I have noticed small glimmers of change, however. The first is a TV commercial (as is often the case), for the Toyota Venza sport vehicle: A twentysomething girl sits at her computer and disses her parents because they're not on Facebook and therefore have no life. Meanwhile, said parents are out whooping it up on mountain bikes with fellow aging adventurers. (Interestingly, the ad has elicited a flood of negative responses from irked millennials – on the Internet.)

I've also seen a few films in which the older set is asserting itself, if only a little. In To Rome with Love, Alec Baldwin plays the sage voice of experience to stumbling twentysomethings Greta Gerwig, Jesse Eisenberg and Ellen Page. (Baldwin's wife is played by Carol Alt, one of About Face's former supermodels.) In Bruce Beresford's Peace, Love & Misunderstanding, which came out last month, a hippie mama (Jane Fonda) tries to show her uptight attorney daughter (Catherine Keener) how to love life.

In The Expendables 2, due on Aug. 17, a holster-full of grizzled former action heroes (iconic enough that the poster lists only their last names: Stallone, Schwarzeneggar, Willis et al.) prove that they can still kick butt while making terrible puns. And in Oliver Stone's Savages, characters played by the seasoned pros Salma Hayek, Benicio Del Toro and (especially) John Travolta are funnier, faster, slyer and even sexier than those played by their half-their-age costars – Blake Lively, Aaron Johnson and Taylor Kitsch – who, though gorgeous, just don't emit the same dangerous, knowing spark.
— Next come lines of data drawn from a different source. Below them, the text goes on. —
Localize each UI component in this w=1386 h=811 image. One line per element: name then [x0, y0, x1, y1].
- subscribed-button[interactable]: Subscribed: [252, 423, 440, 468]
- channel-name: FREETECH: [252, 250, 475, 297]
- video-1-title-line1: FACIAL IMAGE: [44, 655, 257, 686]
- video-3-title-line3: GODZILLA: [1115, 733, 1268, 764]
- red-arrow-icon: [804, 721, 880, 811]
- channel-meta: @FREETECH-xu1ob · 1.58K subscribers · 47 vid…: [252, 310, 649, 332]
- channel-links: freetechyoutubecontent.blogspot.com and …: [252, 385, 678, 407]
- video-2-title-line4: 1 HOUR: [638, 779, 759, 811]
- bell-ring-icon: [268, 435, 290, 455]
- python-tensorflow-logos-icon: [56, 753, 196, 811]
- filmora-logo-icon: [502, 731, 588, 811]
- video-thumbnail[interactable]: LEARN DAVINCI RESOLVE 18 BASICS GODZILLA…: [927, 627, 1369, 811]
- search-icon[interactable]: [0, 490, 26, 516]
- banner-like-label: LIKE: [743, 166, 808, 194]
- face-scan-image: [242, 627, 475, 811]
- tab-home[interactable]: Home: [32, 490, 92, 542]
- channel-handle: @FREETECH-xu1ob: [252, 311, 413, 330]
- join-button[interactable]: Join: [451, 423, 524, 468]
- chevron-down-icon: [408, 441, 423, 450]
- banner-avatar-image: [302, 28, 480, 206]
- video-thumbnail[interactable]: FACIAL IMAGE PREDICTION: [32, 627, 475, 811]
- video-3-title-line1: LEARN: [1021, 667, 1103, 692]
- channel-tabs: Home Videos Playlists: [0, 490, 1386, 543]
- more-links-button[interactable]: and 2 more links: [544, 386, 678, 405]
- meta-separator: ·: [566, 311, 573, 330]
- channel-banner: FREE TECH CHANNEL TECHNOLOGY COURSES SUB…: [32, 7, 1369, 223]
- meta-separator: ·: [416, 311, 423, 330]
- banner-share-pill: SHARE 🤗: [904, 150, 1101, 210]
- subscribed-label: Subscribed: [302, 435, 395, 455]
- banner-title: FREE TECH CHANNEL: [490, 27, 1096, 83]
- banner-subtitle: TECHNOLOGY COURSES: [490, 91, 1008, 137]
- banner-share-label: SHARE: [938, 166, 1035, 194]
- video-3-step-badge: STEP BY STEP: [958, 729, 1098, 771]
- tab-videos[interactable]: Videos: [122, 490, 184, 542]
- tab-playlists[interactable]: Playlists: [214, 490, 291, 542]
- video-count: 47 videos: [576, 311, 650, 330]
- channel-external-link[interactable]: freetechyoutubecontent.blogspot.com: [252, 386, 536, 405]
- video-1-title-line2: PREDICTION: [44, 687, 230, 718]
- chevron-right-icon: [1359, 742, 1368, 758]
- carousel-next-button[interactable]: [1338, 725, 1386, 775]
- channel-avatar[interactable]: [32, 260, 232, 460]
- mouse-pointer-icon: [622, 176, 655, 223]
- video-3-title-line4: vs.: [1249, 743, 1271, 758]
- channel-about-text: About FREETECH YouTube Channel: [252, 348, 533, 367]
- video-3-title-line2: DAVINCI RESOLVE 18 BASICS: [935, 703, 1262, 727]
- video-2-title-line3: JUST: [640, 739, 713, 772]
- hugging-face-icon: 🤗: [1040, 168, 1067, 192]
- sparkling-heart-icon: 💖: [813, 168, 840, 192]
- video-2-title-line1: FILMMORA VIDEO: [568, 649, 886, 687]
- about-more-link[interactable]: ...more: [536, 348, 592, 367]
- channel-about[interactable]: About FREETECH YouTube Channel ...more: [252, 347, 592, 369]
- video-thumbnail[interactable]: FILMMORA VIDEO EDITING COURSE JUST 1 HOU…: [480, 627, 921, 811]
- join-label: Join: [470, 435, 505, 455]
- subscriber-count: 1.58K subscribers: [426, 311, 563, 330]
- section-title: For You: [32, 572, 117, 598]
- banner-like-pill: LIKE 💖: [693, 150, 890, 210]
Interestingly, the group that seems most open to exploring the power of fiftysomethings is an unexpected one: TV creators and filmmakers 30 and under. In addition to Lena Dunham's series, there's the recent indie Lola Versus, written by Daryl Wein, 28, and Zoe Lister-Jones, 30: The titular twentysomething heroine (Gerwig) is dumped by her fiancé, weeps over the loss of her conventional dreams, and panics at the thought of living life untethered. It's her cool parents (Debra Winger and Bill Pullman, swathed in chic scarves and jackets) who tell her to lighten up, have a party, and exult in exploring her options.

In the current relationship dramedy Ruby Sparks, written by the 28-year-old Zoe Kazan, the hero, Calvin (Paul Dano) is an uptight writer paralyzed by early success, who feels washed up at 29. By contrast, his mother (Annette Bening) is having the time of her life: Once a preppy-looking golfer, she is now a caftan-wearing, ringlet-headed free spirit who coos maternal encouragement while puffing on pot, and is clearly enjoying sybaritic delight in a stunning, woodsy home with her second husband, a maker of rough-hewn twig furniture played with roaring charm by Antonio Banderas.

"A lot of Calvin's issues are about being unable to let go," Kazan told me recently. "He's unable to just enjoy things. Control trumps pleasure for him. I thought it was interesting to give him a mother who's absolutely in the total pleasure of her life. She's living just for happiness, and he's unable to accept that."

It seems to me that these millennials are envying the boomers for the very things boomers don't want to let go of: their economic power, once-limitless job opportunities, and sexual freedoms. Growing up in a recession-prone, post-Internet, post-AIDS era, millennials long to feel the power they know their parents once possessed.

What filmmakers of any age need to realize if they want to reach boomers is that the most appealing, vital people, on screen and off, are the ones who do two things: tell the truth and keep moving forward. "The models who went on to do other things as they got older are the happiest and most confident," Greenfield-Saunders said. "Lisa Taylor [who survived a cocaine addiction] is comfortable with her age, partly because she's just happy that she's alive."

The woman who best sums up this idea doesn't appear in Greenfield-Saunders's film at all. Verushka, the 60s-era supermodel and star of Blow-Up, was the only subject to turn him down. "She wasn't interested," he said. "She said, 'I don't care about that period of my life. I'm an artist now, I have nothing to say about the past.'" No matter what the age, nothing is more fascinating than momentum.